В первой задаче зашли хэши. Добавляем буквы в ответ по одной, считаем хэши префиксов. Если длина ответа больше, чем длина вырезаемой строки, то хэшами проверяем совпадение. Чтобы не делать операции удаления из строки-ответа, я записывал ответ в массив char'ов и при удалении строки передвигал указатель на текущий символ назад.

В третьей задаче можно заметить, что при соединении игравших друг с другом команд получится дерево. Нам нужно найти остовное дерево максимального веса, для чего достаточно модифицировать сортировку в алгоритме Крускалла.

А 1 в серебре, такая же как и в бронзе (есть текст и строка, надо удалять вхождения строки в текст, учитывая появление новых вхождений и |s|<=10^6 |t|<=100)?

Yes we can discuss the problems now

Well, I believe USACO's main goal is selection and training for IOI and IOI has full feedback, so their decision was quite logical.

Usually it takes a day or two :)

For the second one you need an algorithm for multiple pattern matching (I used Aho Corasick)

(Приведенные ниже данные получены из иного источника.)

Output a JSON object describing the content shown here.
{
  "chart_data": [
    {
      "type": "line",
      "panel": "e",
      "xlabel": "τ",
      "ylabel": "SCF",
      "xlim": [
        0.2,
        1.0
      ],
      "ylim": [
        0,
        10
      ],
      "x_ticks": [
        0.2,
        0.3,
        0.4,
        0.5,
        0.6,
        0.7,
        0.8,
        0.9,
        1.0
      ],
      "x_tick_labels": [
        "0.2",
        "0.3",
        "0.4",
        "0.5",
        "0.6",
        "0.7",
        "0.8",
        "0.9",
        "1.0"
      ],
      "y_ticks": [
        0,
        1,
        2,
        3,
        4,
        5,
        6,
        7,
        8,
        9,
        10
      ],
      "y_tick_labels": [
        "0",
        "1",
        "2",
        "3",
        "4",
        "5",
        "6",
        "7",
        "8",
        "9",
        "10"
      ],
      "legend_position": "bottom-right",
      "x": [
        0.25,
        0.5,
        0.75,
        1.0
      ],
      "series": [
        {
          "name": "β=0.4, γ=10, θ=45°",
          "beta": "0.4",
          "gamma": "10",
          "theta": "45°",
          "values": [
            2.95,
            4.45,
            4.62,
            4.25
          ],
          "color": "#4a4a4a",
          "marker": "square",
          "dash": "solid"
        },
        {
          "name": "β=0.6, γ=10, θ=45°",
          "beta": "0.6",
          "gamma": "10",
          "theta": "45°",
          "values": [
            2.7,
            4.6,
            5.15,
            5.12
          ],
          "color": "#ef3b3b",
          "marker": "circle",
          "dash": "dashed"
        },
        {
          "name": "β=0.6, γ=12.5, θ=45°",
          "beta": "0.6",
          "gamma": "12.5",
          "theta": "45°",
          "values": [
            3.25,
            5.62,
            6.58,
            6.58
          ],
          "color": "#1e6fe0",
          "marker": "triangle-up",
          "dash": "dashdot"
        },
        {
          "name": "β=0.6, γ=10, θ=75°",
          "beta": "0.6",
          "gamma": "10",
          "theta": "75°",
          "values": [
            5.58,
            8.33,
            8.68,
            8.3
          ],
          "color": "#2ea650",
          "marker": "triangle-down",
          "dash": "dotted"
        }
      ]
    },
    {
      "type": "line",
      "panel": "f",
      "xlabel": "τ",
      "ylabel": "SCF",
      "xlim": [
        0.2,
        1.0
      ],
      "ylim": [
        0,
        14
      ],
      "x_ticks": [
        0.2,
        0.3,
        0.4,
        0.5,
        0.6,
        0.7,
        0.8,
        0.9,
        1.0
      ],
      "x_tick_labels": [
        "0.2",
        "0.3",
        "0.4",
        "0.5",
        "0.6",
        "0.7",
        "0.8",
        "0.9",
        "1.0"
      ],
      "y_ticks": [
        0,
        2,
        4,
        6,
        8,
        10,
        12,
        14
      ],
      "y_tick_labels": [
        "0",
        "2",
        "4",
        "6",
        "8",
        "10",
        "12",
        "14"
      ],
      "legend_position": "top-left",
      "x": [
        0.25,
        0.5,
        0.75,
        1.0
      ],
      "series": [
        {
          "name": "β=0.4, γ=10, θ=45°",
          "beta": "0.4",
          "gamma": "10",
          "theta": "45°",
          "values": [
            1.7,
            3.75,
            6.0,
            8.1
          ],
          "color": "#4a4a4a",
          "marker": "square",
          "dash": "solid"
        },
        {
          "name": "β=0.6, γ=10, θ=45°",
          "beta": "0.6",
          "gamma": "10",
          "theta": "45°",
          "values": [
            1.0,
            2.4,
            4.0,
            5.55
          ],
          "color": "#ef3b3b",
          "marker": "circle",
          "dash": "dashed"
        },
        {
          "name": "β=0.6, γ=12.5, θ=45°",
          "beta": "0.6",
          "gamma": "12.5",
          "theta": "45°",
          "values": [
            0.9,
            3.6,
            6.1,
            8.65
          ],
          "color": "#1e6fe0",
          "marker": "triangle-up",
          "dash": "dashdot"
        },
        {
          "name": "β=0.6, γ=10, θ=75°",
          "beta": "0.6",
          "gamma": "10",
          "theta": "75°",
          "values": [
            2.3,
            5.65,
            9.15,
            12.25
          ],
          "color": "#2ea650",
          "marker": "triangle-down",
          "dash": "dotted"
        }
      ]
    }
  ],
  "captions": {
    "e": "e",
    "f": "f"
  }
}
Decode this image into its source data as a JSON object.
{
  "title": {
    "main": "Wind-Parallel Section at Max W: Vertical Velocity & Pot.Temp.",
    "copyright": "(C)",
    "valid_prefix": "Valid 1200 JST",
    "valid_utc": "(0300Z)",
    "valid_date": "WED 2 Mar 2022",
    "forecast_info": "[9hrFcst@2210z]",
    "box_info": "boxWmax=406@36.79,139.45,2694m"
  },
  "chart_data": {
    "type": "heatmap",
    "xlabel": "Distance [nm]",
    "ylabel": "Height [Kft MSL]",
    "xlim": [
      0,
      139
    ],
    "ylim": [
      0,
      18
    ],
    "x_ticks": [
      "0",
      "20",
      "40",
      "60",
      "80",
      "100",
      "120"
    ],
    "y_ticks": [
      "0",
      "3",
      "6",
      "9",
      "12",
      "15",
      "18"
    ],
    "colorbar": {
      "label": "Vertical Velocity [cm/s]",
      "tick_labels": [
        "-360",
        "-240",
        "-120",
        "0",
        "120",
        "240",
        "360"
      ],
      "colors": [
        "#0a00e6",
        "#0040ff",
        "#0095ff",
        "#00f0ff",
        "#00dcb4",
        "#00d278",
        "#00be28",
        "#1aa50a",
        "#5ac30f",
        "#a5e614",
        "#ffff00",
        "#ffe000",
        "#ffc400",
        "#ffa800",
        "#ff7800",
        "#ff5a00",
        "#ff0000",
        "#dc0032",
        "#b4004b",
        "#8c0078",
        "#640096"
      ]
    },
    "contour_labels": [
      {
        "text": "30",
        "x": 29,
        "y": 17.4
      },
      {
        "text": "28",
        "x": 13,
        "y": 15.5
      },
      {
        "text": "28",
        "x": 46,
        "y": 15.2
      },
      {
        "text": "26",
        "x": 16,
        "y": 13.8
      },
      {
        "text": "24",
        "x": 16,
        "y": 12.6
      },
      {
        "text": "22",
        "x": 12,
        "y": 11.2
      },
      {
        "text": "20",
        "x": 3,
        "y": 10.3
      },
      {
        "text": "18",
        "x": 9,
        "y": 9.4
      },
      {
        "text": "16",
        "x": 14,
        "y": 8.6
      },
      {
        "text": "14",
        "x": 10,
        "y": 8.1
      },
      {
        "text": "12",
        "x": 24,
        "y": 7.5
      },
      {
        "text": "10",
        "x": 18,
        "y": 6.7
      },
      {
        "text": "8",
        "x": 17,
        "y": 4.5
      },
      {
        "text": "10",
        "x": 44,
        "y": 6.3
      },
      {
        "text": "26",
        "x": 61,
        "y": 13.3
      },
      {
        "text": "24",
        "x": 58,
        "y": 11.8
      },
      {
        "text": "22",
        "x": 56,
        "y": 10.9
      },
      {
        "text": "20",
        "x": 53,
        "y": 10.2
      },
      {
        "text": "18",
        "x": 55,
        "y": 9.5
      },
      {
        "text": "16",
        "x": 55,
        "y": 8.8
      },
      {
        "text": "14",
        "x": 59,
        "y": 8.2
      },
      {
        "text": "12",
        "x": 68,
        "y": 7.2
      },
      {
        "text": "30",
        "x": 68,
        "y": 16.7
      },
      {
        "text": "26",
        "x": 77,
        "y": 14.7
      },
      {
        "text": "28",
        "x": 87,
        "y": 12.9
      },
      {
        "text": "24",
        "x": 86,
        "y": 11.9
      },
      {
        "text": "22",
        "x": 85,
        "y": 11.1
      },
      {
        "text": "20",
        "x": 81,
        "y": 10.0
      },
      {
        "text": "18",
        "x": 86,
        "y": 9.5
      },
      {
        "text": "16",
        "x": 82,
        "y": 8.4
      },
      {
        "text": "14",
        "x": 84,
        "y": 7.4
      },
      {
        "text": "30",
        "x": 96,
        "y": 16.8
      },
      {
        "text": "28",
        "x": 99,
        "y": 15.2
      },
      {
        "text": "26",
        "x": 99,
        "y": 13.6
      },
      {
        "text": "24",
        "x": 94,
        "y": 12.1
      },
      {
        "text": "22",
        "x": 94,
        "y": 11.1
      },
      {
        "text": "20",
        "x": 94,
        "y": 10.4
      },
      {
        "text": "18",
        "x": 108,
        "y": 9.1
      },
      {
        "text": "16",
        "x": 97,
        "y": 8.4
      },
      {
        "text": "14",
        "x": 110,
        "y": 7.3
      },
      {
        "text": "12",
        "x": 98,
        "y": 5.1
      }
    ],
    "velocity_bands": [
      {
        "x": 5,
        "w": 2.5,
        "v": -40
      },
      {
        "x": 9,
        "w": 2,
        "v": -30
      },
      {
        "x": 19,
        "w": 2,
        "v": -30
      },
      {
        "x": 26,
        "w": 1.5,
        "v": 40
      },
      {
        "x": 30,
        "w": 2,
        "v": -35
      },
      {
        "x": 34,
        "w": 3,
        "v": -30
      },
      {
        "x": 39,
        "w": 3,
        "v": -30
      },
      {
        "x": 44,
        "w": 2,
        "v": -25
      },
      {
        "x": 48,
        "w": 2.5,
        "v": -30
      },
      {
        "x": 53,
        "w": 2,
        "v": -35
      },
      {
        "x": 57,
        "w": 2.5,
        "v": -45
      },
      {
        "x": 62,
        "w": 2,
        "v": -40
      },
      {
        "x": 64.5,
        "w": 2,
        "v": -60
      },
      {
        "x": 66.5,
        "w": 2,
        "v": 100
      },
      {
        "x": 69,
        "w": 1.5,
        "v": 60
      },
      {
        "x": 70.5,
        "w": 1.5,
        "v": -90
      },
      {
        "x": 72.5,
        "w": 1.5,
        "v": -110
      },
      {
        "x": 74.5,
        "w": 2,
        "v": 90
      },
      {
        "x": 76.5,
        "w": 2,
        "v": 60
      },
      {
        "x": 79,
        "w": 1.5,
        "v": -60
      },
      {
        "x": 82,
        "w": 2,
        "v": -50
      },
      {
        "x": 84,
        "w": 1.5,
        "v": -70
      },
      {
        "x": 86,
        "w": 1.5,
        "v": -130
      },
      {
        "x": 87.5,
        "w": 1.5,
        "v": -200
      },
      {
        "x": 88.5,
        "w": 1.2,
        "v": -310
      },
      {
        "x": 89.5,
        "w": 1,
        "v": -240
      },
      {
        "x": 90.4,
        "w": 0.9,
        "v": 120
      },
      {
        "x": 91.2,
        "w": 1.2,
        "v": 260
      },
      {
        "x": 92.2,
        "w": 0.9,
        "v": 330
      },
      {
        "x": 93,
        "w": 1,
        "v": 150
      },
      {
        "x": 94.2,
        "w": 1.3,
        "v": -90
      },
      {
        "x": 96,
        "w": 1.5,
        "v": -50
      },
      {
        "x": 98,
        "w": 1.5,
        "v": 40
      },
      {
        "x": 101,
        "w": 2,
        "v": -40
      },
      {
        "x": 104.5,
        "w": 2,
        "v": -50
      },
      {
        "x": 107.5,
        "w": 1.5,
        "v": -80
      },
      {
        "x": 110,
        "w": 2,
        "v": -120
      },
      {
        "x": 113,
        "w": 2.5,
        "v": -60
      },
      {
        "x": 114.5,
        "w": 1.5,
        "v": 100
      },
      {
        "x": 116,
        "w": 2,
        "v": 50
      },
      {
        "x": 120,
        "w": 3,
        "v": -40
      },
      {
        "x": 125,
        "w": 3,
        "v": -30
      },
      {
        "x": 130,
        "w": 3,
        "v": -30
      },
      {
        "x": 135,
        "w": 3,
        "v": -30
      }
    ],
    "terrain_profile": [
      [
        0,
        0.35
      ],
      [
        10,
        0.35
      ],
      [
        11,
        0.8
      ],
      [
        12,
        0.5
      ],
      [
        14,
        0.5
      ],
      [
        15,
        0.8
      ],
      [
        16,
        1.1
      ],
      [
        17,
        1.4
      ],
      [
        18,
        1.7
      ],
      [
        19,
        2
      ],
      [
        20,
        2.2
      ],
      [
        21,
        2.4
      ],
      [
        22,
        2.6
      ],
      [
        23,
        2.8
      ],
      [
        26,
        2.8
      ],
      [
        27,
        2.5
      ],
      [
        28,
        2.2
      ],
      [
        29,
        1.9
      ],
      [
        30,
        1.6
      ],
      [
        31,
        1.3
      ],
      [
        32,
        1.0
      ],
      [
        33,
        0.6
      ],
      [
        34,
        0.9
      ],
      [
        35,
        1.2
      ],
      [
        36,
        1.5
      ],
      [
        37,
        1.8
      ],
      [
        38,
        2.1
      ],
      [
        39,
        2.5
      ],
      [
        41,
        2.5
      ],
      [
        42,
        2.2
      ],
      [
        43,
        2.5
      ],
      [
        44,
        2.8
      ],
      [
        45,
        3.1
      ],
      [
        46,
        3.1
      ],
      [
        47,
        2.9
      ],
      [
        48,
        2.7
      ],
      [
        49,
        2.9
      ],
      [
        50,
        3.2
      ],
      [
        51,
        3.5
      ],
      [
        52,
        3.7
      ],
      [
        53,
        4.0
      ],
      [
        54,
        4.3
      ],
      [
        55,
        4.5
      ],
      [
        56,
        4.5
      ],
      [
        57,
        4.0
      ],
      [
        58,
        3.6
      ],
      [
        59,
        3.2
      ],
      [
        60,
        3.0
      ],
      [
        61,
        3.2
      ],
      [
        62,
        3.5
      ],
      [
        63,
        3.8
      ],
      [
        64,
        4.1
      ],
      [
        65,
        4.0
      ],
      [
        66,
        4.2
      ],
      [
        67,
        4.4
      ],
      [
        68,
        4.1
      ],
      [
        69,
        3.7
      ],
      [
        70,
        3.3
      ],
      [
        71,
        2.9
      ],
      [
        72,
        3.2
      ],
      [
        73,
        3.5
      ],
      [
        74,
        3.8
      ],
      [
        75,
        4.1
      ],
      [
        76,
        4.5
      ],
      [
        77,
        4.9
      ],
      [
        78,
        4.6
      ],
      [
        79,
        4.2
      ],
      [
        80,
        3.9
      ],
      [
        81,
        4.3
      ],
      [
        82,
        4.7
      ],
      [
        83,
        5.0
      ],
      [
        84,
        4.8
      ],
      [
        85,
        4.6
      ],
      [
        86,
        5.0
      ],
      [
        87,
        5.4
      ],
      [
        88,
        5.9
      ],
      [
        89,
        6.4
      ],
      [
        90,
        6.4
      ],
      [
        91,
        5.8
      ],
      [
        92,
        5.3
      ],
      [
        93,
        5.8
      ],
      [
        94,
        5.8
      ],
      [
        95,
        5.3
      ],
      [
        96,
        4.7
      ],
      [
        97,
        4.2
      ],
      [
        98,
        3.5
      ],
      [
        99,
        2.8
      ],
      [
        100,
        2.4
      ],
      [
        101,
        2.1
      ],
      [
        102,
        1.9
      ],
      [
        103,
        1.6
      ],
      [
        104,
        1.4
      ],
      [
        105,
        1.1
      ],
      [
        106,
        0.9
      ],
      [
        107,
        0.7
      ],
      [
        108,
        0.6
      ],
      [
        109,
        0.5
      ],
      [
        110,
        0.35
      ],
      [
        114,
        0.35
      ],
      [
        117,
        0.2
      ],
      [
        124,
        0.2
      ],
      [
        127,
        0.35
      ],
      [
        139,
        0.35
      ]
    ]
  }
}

For censor, you can precompute the hashes for each substring of the N censored words. Then when doing the deletion, you can maintain pointers so that you can recompute hashes. I didn't do this during the contest, I did a KMP which received 12/15

Third problem can be solved using sqrt decomposition:

1) we should group all requests to about sqrt(n) groups,

2) before processing each group we should build convex hull with O(n) time (all points we can sort before processing requests),

3) before processing each group we should sort all lines by angle and process them with convex hull with pointers,

4) and finally for each line we should process new points from block of requests.

So solution has O(n sqrt(n) + n log(n)) complexity.

Link to problem(s)?

For problem 3, consider the complete graph where the nodes are the teams and the edges are the potential scores if they play a game. Our result must be a subset of the edges of this graph. Notice that because after each game a team is eliminated, there cannot be a cycle in our subset so our subset is actually a tree (no cycles and every node), to get the maximum result just implement a maximum spanning tree algorithm on the graph.

For Silver 3, represent each team as a vertex. Then each edge represents a possible match, with the weight equal to the number of points scored. Note that every elimination tournament can be represented as a tree. The problem is now finding the maximal spanning tree.

Silver division HINT:

1st problem: KMP+stack; complexity=O(|S|+|T|); memory=O(|S|+|T|);

2nd problem: DP; complexity=O((K+R^2)*C); memory=O(R*C); (Alternative solution: DP; complexity=O(R*C); memory=O((K+R)*C))

3rd problem: MST+prim; complexity=O(N^2); memory=O(N);

I solved the 1st problem using a linked list to store the text, and deleted each instance of S.

const int MXN = (int)1e6 + 200;

you must change it to

const int MXN = (int)2e6 + 200;

my solution was O(nmlgm).

I used fenwick for every a[i][j]. (I push indices of columns that have at least on square have a[i][j]), then a dp solve problem.

maximum time is 300 ms.

here u go :) http://pastebin.com/bQvE4qFY

Your code is too awful because you wrote code by define.Primarily you will write code normal and ask again . Thank you for downvotes

horse > monkey

Upon deletion, you are going back S.length() spaces and researching. At the worst case it's still O(TS). You need to find a way to memoize so that you don't have to go back S.length() spaces.